Assuntos referentes à religiosidade apareceram em uma sucessão de cartas, gerando vários debates envolvendo muitos estudantes, o que possibilitou um grande aprendizado de valores, pois permitiu que os alunos refletissem sobre suas condutas diante da grande diversidade de pessoas existentes em nosso país, mostrando que o respeito à heterogeneidade social é importante pelo reconhecimento das diferenças de ordem política, econômica e social, tais como: orientação religiosa, étnica, etária e de gênero.
Um exemplo da narrativa foi observado nas cartas trocadas entre as alunas Lygia e Hilda.
[...] espero que goste do que escrevi, pois ainda são poucas palavras que aprendi [...] Tive ajuda da minha colega e da professora [...] Lygia
[...] eu sei que com fé em Deus nós duas poderemos melhorar. Eu também tenho minhas dificuldades na escrita [...] E tudo que coopera para o bem daqueles que amam a Deus!!! Finalizo esta carta com beijos e abraços! Que Deus te abençoe!!! [...] Hilda
Neste trecho, Hilda mostra para Lygia que também tem dificuldades, mas que se esforça para aprender. Ou seja, para aprender é preciso ser perseverante e acreditar que podemos atingir objetivos, não importando a idade, e que todos necessitam dedicar-se para superar obstáculos. Em suas narrativas ela explica que, além do esforço, é necessário acreditar que Deus ajudará as pessoas possuidoras de fé. Trata-se de um forte apelo à religiosidade. Lygia escreveu também:
[...] Eu sou uma pessoa de idade, minha leitura é pouca, mas espero em Deus que vou aprender mais. Eu sou baixinha, cabelos grisalhos, mas gosto de todas as pessoas, crianças e adultos. Deus gosta das pessoas assim [...] Seja sempre essa menina estudiosa. Que Deus te proteja e ilumine seu caminho [...]
Sonhos
As palavras escritas pelas crianças em algumas cartas mexeram profundamente com as emoções de vários alunos mais idosos. A ideia central foi lutar para realizar os sonhos e ser perseverante. Isso pode ser observado em um diálogo entre as alunas Cora e Adélia. Em uma carta, Adélia fez referência à importância de não desistir dos estudos:
[...] Minha amiga, falo para você não perder essa garra e força pelos estudos [...]

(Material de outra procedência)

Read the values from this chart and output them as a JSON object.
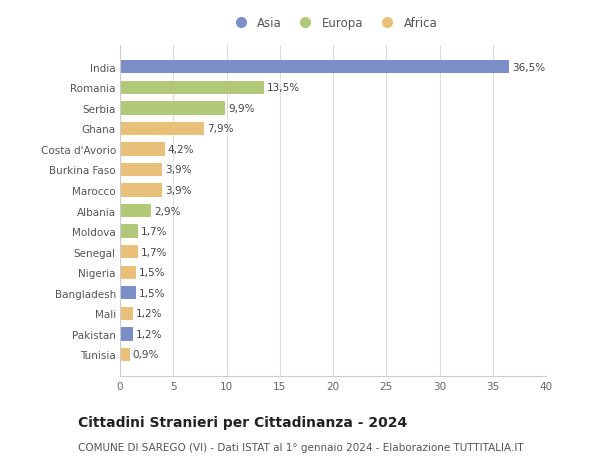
{
  "countries": [
    "India",
    "Romania",
    "Serbia",
    "Ghana",
    "Costa d'Avorio",
    "Burkina Faso",
    "Marocco",
    "Albania",
    "Moldova",
    "Senegal",
    "Nigeria",
    "Bangladesh",
    "Mali",
    "Pakistan",
    "Tunisia"
  ],
  "values": [
    36.5,
    13.5,
    9.9,
    7.9,
    4.2,
    3.9,
    3.9,
    2.9,
    1.7,
    1.7,
    1.5,
    1.5,
    1.2,
    1.2,
    0.9
  ],
  "labels": [
    "36,5%",
    "13,5%",
    "9,9%",
    "7,9%",
    "4,2%",
    "3,9%",
    "3,9%",
    "2,9%",
    "1,7%",
    "1,7%",
    "1,5%",
    "1,5%",
    "1,2%",
    "1,2%",
    "0,9%"
  ],
  "continents": [
    "Asia",
    "Europa",
    "Europa",
    "Africa",
    "Africa",
    "Africa",
    "Africa",
    "Europa",
    "Europa",
    "Africa",
    "Africa",
    "Asia",
    "Africa",
    "Asia",
    "Africa"
  ],
  "continent_colors": {
    "Asia": "#7b8ec8",
    "Europa": "#b0c878",
    "Africa": "#e8c07a"
  },
  "legend_order": [
    "Asia",
    "Europa",
    "Africa"
  ],
  "title": "Cittadini Stranieri per Cittadinanza - 2024",
  "subtitle": "COMUNE DI SAREGO (VI) - Dati ISTAT al 1° gennaio 2024 - Elaborazione TUTTITALIA.IT",
  "xlim": [
    0,
    40
  ],
  "xticks": [
    0,
    5,
    10,
    15,
    20,
    25,
    30,
    35,
    40
  ],
  "background_color": "#ffffff",
  "grid_color": "#dddddd",
  "title_fontsize": 10,
  "subtitle_fontsize": 7.5,
  "bar_height": 0.65,
  "label_fontsize": 7.5,
  "tick_fontsize": 7.5,
  "legend_fontsize": 8.5
}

Após ler o trecho acima, Cora respondeu:
[...] Fiquei muito feliz com sua carta, mas, como eu não sei escrever e preciso de ajuda, estou triste. Quando sua carta chega, fico nervosa porque não consigo escrever direito [...]
Na carta seguinte, Cora recebeu de Adélia uma resposta que a fez emocionar-se, pois em sua mensagem ela chama a atenção de Cora no sentido de acreditar mais em si mesma:
[...] Você não pode ficar desanimada e triste, você tem que pensar que pode e eu sei disso [...] Não desista! Fica com Deus.
Cora emocionou-se ao ler a resposta da criança. Na carta, a menina foi otimista ao responder que ela podia se superar, mas que para isso ela não poderia desistir. Após ler a carta, Cora respondeu:
[...] Oi, tudo bem com você? Comigo está tudo bem. Fiquei feliz com sua cartinha, pela força que está me dando. As vezes eu fico triste e desanimada, mas não vou desistir. Assim como você, eu tenho esperança que vou conseguir. [...]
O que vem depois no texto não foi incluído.